Today, I let someone's bitterness and negativity affect me. I normally can vent, get it out, and move on, but what this person said to me actually made me angry.
That being said, I'm a very emotional person. I vent to my close friends and my husband, then I feel better. I process out loud. I'm not big on crying, because it usually never gets to that point. I very nearly went off on someone for being disrespectful and hateful regarding something I am very passionate about. But I didn't. I shut my mouth, turned off my computer, and went to bed.
I learned something tonight.
I am the only one who has a hand on my happiness. I choose to be happy. People don't make me happy, my circumstances don't make me happy. I am happy because I choose to be.
Some days, it is hard to remember that I am happy. I let the noise, the pollution, the funk into my head and it's hard to drive it out. That's what happened today. I let someone else's ageism and ignorance get past my filter. I let it in. That was my mistake.

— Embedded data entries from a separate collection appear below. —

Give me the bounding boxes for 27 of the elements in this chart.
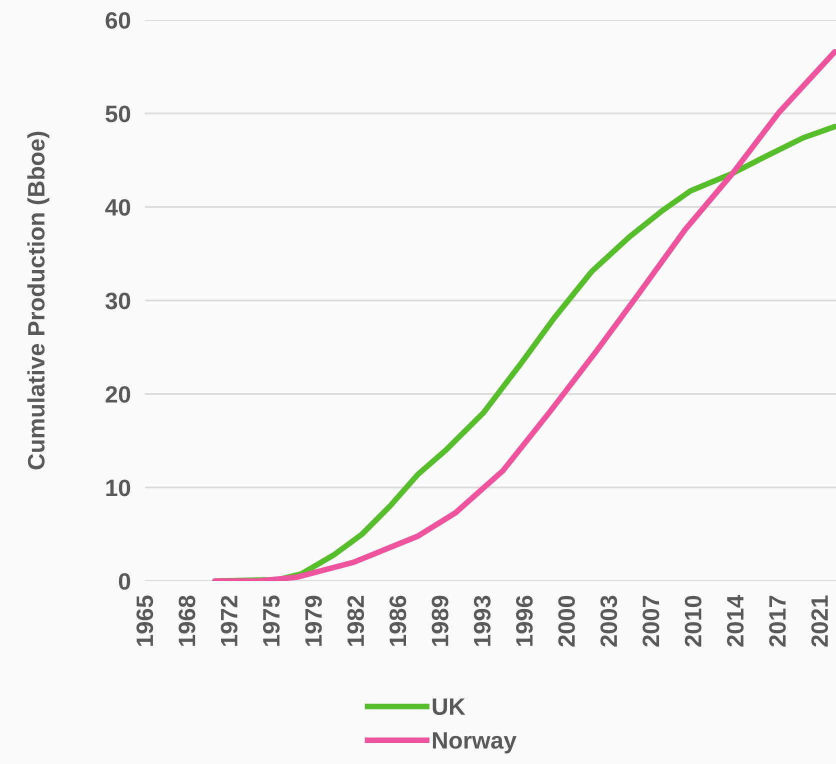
- x-tick-label: 1968: [178, 596, 196, 646]
- x-tick-label: 1982: [347, 596, 364, 646]
- y-tick-label: 60: [106, 12, 130, 29]
- y-tick-label: 10: [106, 480, 130, 496]
- x-tick-label: 2003: [600, 596, 618, 647]
- y-tick-label: 40: [105, 199, 130, 216]
- x-tick-label: 1975: [262, 596, 280, 646]
- x-tick-label: 2007: [642, 596, 660, 647]
- y-tick-label: 0: [118, 573, 130, 590]
- x-tick-label: 2010: [684, 596, 702, 647]
- legend-label: Norway: [432, 732, 517, 754]
- x-tick-label: 2017: [769, 596, 786, 647]
- y-tick-label: 20: [106, 386, 130, 403]
- x-tick-label: 1979: [305, 596, 322, 646]
- x-tick-label: 2014: [726, 595, 744, 647]
- y-tick-label: 50: [106, 106, 130, 122]
- x-tick-label: 1996: [516, 596, 533, 646]
- x-tick-label: 2021: [811, 596, 828, 647]
- x-tick-label: 1972: [220, 596, 238, 646]
- x-tick-label: 1989: [432, 596, 448, 646]
- legend-label: UK: [432, 698, 466, 715]
- y-tick-label: 30: [105, 292, 130, 310]
- x-tick-label: 2000: [558, 596, 575, 647]
- x-tick-label: 1965: [136, 596, 154, 646]
- x-tick-label: 1993: [474, 596, 491, 646]
- x-tick-label: 1986: [390, 596, 406, 646]
- y-axis-title: Cumulative Production (Bboe): [27, 132, 50, 470]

BUT I am a wise 23, almost 24 year old. I know that what this person said had NOTHING to do with me. This person projected their issues onto me, disregarding my education on the subject, ignoring the wisdom of a younger person, refusing to recognize an educated opinion supported by science because it did not mesh with what the media has taught said person.
I did some yoga, controlled my breathing, and recentered myself- sans the funk.
Update: I've since seen this person and didn't even feel uncomfortable around them. People only influence you if you let them, so I encourage you to be firm in what you believe, filter out the noise, and don't ever let anyone undermine your passions and convictions.